Hay muchos incentivos para continuar por este camino. Menos por convencimiento que por cinismo, los estrategas digitales en las sombras se abrazan a la utopía inicial de Silicon Valley: pasar más tiempo conectado a Internet enriquece nuestra mente y hace del mundo un lugar mejor. Se grita ese postulado para tapar el murmullo de los algoritmos y del diseño de las plataformas: una edición invisible en tiempo real que configura de forma deliberada las experiencias y los incentivos que tenemos como usuarios. En su libro “Las redes del caos”, Max Fischer bucea en las profundidades petrolíferas de plataformas como Twitter para desmontar esa neutralidad autopercibida. “'Te lo aseguro: estas plataformas no están diseñadas para mantener conversaciones razonadas —dice Brianna Wu—. Twitter, Facebook y las redes sociales están diseñadas así: Nosotros tenemos razón. Ellos están equivocados. Insultemos a esa persona lo antes posible y lo más duro que podamos. Y no hacen más que amplificar todas las divisiones que tenemos'”.
Un recorrido rápido por los debates en el territorio virtual que propone el oficialismo muestra que la política argentina se sacude al ritmo de la canción de Fischer. Desde el affaire con el gobernador de Chubut, pasando por el escrache a la embustera maestra de cuarto grado, hasta el intercambio de Milei con Cristina Kirchner por el aumento del sueldo presidencial, todo confluye en un savoir faire troll. Más allá de la metodología para ejercer la nada meritoria doma digital, la pregunta inicial que se impone es: ¿qué lógicas alimentan y potencian estas intervenciones públicas? Y, quizá más importante, ¿para qué?
En ese encuadre de barullo, el abordaje de la realidad y sus alrededores va construyendo verosímiles ajustados a los caprichos de las “burbujas de filtros”. La “burbuja de filtros” es un concepto desarrollado por Eli Pariser para dar cuenta del proceso de plataformas como Google, que personalizan la información y nos confinan en cómodos aislamientos de experiencia a medida. “La democracia precisa de ciudadanos que vean las cosas desde el punto de vista de otros (...) demanda una dependencia con respecto a hechos compartidos, pero en su lugar se nos ofrecen universos paralelos separados”, argumenta Pariser.
La Argentina de Milei, émulo exacerbado de otros procesos de índole similar en el mundo, amplifica diariamente este estado de cosas. Vivimos en un jacuzzi con motor de Fórmula Uno: un país potencia hacia 1900, fotos oficiales del presidente libres de papada y con facciones de Clint Eastwood, recortes caprichosos de video sobre domas dialécticas, hipérboles hiper inflacionarias contra fácticas a velocidad de DeLorean y covers mal tocados de escrituras sagradas. Verosímiles improbables a los que la realidad les raja. Pero, más temprano que tarde, esa realidad va a dejar de rajar. Y será un problema de todos enfrentarnos a la certeza de que estuvimos perdiendo el tiempo peleándonos con la trivialidad.

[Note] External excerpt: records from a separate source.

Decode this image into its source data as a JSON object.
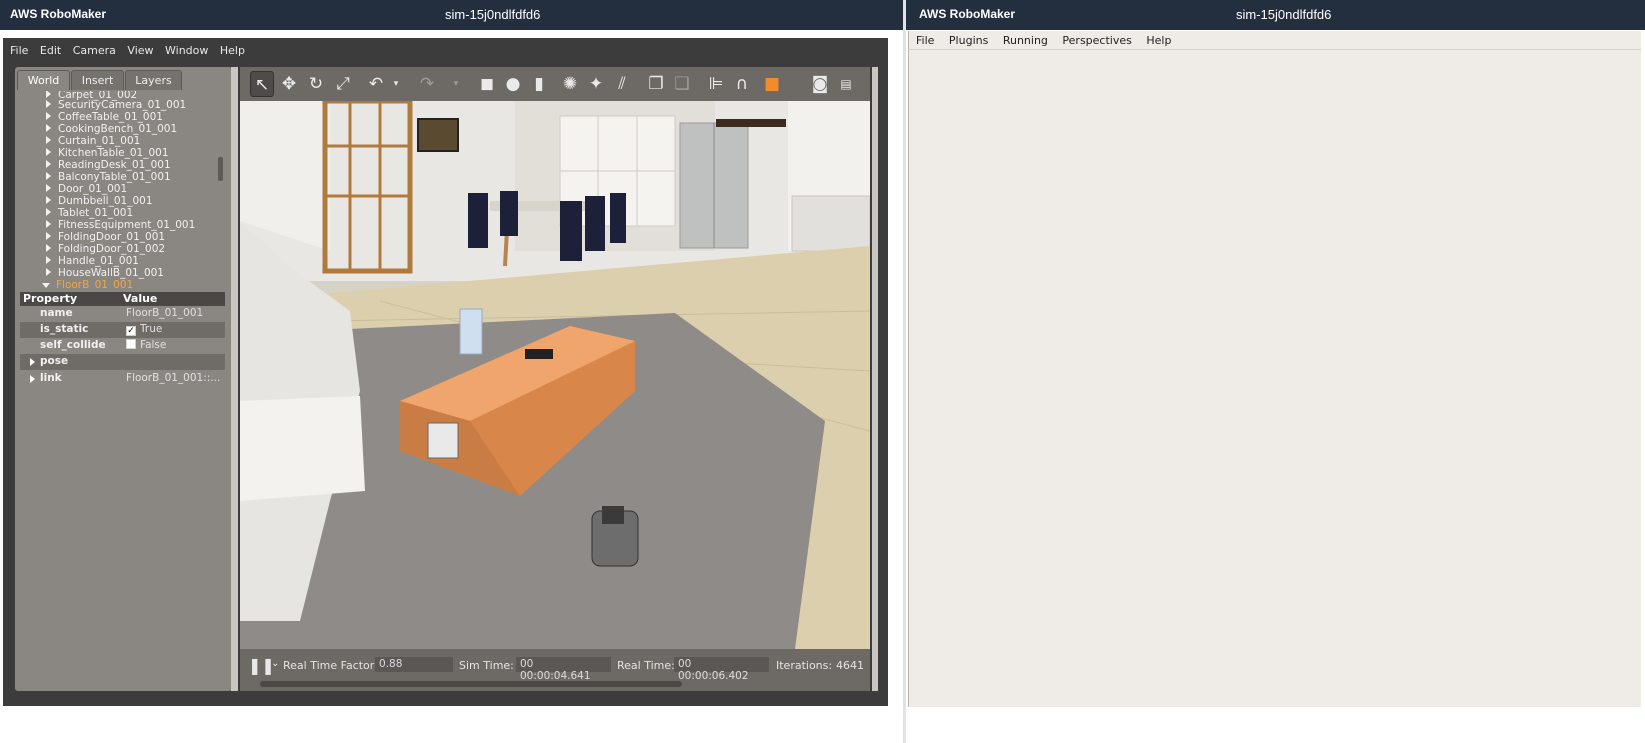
{
  "left_window": {
    "brand": "AWS RoboMaker",
    "sim_name": "sim-15j0ndlfdfd6"
  },
  "gazebo": {
    "menu": [
      "File",
      "Edit",
      "Camera",
      "View",
      "Window",
      "Help"
    ],
    "tabs": [
      "World",
      "Insert",
      "Layers"
    ],
    "tree_items": [
      "Carpet_01_002",
      "SecurityCamera_01_001",
      "CoffeeTable_01_001",
      "CookingBench_01_001",
      "Curtain_01_001",
      "KitchenTable_01_001",
      "ReadingDesk_01_001",
      "BalconyTable_01_001",
      "Door_01_001",
      "Dumbbell_01_001",
      "Tablet_01_001",
      "FitnessEquipment_01_001",
      "FoldingDoor_01_001",
      "FoldingDoor_01_002",
      "Handle_01_001",
      "HouseWallB_01_001",
      "FloorB_01_001"
    ],
    "selected_item": "FloorB_01_001",
    "properties": {
      "header_property": "Property",
      "header_value": "Value",
      "rows": [
        {
          "key": "name",
          "value": "FloorB_01_001"
        },
        {
          "key": "is_static",
          "value": "True",
          "checked": true
        },
        {
          "key": "self_collide",
          "value": "False",
          "checked": false
        },
        {
          "key": "pose",
          "value": ""
        },
        {
          "key": "link",
          "value": "FloorB_01_001::..."
        }
      ]
    },
    "toolbar_icons": [
      "select-arrow-icon",
      "translate-icon",
      "rotate-icon",
      "scale-icon",
      "undo-icon",
      "redo-icon",
      "box-icon",
      "sphere-icon",
      "cylinder-icon",
      "point-light-icon",
      "spot-light-icon",
      "directional-light-icon",
      "copy-icon",
      "paste-icon",
      "align-icon",
      "snap-magnet-icon",
      "view-angle-icon",
      "screenshot-icon",
      "log-icon"
    ],
    "status": {
      "rtf_label": "Real Time Factor:",
      "rtf_value": "0.88",
      "sim_time_label": "Sim Time:",
      "sim_time_value": "00 00:00:04.641",
      "real_time_label": "Real Time:",
      "real_time_value": "00 00:00:06.402",
      "iterations_label": "Iterations:",
      "iterations_value": "4641"
    }
  },
  "right_window": {
    "brand": "AWS RoboMaker",
    "sim_name": "sim-15j0ndlfdfd6",
    "menu": [
      "File",
      "Plugins",
      "Running",
      "Perspectives",
      "Help"
    ]
  },
  "colors": {
    "titlebar": "#232f3e",
    "selected_item": "#f5a442",
    "panel": "#8a8782"
  }
}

Porque más allá de la construcción de narrativas, de la puesta en valor de medias verdades y la viralización memética pírrica, hay una materialidad que está ahí construyéndose por las suyas. En algún momento, los hechos diseñan su propia identidad contra el algoritmo. La resistencia no es pechear molinos de viento sino armar narrativas simultáneas sólidas para cuando los espejismos se desvanezcan.
En nuestra Shutter Island, no podemos esperar al final de la película para salir de la obturación y dejar de llamar “agente” a DiCaprio.